In this study, the immediate fracture resistance of all crowns (1890 ± 191 N for the milled crowns and 1658 ± 333 for the 3D-printed crowns) exceeded 790 N, which is higher than the maximum biting forces (450–520 N) that increases to 790 N in bruxism [36, 37]. After cyclic loading, all the specimens showed no cracks or catastrophic failure which is similar to other studies that tested zirconia crowns [34, 38]. The fracture resistance of the crowns was reduced after cyclic loading (1658 N for the milled crowns and 1224 N for the 3D-printed crowns); however, it was higher than the maximum biting forces. Accordingly, crowns fabricated by both milling and 3D-printing techniques could withstand up to 5 years of clinical service in the oral cavity.

Milled zirconia crowns showed significantly higher fracture resistance than the 3D-printed zirconia crowns. These results were consistent with the results of Zhai et al. [39].

This may be contributed to the higher amount of porosity in the 3D-printed zirconia crowns. This effect has been widely studied by Branco et al. [40], who found no features of interlayer delamination; thus, they are not related to a bad interlayer binding. They also stated that the mechanical properties of the zirconia ceramics are affected by porosity and density; they found that the porosities in the 3D-printed zirconia were randomly distributed and they attributed the presence of porosities to the entrapment of air bubbles in the paste of the 3D-printed zirconia.

Fractographic analysis showed similar fracture patterns for the examined specimens of all the tested crowns. The fracture origin was located away from the loading site, in the tensile zone (inner surface of the crowns), and the direction of crack propagation was outwards; this could be explained by the transverse expansion that occurs in the abutment material owing to the Poisson effect when the crown was subjected to occlusal loading. The Poisson ratio of epoxy (0.31 μ) is similar to that of dentin (0.3 μ) [21]; therefore, the degree of bulging of the epoxy model was expected to be similar to dentin during mastication when subjected to the same occlusal load. The bulging causes the development of hoop stress that causes the fracture [41]. They also showed twist hackles which are formed due to a new stress direction, having the appearance of lances where the small hackle lines merge, as well as arrest lines.

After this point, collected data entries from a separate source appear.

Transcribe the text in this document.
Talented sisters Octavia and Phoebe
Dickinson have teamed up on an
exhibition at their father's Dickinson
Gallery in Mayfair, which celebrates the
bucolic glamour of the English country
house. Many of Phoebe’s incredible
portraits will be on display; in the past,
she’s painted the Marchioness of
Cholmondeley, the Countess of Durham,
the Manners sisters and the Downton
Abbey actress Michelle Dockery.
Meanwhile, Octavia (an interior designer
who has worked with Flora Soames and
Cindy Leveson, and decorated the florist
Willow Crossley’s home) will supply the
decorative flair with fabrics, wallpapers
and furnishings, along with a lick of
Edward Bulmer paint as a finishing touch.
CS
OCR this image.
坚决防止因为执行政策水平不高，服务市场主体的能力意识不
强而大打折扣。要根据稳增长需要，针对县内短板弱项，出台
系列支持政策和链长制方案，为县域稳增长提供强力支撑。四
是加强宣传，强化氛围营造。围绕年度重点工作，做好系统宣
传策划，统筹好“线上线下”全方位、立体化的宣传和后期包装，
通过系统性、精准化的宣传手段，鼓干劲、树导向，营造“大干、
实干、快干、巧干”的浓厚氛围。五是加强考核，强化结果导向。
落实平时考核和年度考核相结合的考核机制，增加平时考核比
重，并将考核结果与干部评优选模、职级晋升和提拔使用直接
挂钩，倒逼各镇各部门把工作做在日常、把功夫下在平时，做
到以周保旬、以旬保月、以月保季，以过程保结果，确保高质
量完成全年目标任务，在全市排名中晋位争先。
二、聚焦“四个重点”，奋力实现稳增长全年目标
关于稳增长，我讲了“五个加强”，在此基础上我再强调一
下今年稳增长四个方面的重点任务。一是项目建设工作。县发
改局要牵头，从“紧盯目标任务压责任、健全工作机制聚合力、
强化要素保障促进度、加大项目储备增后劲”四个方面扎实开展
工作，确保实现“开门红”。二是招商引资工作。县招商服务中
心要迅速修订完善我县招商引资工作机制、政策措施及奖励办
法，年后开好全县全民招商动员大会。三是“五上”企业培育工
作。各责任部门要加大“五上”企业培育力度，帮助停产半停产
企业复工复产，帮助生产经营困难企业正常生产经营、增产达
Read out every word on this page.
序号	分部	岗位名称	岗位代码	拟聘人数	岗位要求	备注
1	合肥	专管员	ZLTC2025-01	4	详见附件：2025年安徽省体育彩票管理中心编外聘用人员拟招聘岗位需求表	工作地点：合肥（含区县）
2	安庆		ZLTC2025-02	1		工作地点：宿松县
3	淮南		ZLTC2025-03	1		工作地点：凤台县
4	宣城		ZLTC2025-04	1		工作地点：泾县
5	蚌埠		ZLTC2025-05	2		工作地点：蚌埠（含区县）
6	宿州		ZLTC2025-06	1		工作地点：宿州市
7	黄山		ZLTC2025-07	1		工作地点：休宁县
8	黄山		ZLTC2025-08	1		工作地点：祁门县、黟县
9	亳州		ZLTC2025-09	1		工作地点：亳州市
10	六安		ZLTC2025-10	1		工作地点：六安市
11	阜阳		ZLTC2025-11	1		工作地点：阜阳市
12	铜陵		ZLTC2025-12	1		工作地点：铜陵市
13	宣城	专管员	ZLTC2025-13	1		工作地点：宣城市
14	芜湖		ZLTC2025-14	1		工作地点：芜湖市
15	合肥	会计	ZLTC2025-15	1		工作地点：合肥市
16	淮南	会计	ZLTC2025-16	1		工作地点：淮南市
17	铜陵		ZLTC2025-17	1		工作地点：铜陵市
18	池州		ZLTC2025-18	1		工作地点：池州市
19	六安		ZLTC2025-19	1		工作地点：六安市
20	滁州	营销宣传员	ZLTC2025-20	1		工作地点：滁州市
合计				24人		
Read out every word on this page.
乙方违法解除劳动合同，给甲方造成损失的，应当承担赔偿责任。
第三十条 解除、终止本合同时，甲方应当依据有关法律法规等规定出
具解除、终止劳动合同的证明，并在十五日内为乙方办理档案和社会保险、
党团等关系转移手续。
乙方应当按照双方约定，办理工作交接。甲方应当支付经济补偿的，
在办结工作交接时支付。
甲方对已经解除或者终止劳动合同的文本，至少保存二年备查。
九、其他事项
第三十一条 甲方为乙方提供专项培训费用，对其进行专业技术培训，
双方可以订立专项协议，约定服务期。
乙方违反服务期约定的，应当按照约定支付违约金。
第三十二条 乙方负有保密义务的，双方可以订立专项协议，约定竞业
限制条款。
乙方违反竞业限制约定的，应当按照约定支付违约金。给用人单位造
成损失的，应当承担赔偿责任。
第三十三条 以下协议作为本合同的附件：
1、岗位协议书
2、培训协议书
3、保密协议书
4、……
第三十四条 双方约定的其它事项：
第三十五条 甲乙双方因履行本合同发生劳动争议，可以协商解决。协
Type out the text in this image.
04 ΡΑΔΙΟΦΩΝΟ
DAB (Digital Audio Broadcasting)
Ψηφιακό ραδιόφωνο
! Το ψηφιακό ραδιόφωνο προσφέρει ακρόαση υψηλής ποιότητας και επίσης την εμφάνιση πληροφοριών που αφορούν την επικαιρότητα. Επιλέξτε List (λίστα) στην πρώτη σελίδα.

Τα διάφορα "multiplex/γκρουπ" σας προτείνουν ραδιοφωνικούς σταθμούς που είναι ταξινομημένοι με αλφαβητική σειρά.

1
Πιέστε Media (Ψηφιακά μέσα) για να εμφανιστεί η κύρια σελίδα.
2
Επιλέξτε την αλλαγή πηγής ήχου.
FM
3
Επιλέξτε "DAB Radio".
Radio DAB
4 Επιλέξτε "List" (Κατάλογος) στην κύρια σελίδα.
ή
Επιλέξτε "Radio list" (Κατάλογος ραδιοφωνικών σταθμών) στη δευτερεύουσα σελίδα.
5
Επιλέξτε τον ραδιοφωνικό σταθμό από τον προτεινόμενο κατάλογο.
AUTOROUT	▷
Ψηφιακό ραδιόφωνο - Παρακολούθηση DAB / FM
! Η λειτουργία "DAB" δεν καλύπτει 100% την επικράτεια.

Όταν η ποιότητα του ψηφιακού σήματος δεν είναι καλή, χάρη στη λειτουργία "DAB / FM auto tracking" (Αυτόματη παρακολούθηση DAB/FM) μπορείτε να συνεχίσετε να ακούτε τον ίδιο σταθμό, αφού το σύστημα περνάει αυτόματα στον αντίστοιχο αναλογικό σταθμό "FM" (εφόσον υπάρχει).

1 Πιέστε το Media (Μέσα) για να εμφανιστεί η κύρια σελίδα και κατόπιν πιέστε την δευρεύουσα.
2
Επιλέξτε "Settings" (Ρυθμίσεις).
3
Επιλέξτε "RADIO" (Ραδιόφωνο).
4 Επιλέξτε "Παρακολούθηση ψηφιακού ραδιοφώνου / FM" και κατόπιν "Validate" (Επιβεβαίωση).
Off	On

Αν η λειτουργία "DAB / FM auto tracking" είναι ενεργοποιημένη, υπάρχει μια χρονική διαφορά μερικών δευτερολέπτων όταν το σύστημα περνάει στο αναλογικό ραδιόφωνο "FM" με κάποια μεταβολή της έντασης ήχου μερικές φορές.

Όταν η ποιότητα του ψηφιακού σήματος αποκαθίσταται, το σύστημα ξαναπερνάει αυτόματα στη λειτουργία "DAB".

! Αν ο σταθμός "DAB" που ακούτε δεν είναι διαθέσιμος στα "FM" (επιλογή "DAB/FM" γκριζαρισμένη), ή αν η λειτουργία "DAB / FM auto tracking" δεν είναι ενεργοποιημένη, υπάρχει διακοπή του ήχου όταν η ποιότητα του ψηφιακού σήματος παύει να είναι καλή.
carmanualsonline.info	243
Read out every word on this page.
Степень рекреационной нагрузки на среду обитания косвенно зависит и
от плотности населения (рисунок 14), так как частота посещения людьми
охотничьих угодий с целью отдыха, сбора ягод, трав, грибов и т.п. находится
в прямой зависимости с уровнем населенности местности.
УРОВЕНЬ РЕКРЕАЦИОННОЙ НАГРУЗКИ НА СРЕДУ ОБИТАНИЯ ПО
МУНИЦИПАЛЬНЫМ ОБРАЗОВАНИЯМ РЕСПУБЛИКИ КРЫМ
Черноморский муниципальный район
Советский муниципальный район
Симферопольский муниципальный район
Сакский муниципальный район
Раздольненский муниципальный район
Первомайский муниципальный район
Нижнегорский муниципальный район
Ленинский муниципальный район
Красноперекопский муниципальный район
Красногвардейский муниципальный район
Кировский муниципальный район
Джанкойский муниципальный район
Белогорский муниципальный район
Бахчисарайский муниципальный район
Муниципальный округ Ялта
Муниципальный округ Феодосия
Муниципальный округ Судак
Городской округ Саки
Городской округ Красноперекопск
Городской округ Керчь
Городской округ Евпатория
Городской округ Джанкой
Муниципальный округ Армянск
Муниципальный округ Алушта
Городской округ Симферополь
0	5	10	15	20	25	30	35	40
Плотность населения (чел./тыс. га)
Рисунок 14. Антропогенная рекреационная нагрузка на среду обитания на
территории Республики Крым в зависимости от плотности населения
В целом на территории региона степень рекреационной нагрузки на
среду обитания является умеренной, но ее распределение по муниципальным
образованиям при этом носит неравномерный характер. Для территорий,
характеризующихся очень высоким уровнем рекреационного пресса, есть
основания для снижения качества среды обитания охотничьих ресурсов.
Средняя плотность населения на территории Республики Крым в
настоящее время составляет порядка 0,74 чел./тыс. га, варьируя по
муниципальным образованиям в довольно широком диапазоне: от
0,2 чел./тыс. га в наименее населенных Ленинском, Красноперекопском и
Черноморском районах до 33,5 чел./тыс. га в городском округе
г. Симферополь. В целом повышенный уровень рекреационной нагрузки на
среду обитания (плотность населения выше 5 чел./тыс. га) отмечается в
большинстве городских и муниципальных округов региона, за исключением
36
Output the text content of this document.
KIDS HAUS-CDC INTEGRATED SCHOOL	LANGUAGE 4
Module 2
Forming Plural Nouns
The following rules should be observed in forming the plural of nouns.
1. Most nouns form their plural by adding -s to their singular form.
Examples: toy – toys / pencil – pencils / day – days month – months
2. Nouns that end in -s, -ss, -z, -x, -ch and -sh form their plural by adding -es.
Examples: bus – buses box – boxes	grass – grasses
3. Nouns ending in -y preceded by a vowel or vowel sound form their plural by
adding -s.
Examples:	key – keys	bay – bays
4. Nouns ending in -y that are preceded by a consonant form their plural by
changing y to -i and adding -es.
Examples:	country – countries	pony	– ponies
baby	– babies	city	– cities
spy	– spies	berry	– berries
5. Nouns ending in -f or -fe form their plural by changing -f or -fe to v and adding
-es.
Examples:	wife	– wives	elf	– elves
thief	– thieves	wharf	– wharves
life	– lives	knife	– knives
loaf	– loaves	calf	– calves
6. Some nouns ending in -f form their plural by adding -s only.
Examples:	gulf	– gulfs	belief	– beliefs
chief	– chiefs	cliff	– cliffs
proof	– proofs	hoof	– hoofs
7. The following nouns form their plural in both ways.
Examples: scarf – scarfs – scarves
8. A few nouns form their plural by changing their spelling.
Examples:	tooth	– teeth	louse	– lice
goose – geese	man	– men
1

Among the limitations of this study is the use of abutments with no mobility; the dynamic load was vertical with no chewing cycles and in the clinical situation; the crown’s design may vary according to the patient. Additionally, the effects of other environmental factors, such as saliva, or the effects of different kinds of beverages and pH fluctuation were not taken into consideration in the present study.

Conclusion

Among the limitations of this in-vitro study, it could be concluded that

  1. 1.

    Zirconia crowns fabricated by the 3D-printing technique can withstand chewing forces for over 4 years (1.2 million cycles).

  2. 2.

    The fracture resistance of these crowns will decrease during function in the oral cavity but is still higher than the masticatory forces (450–520 N).

  3. 3.

    The fracture resistance of the printed crowns is lower than that of the milled crowns but is still higher than the masticatory forces (450–520 N).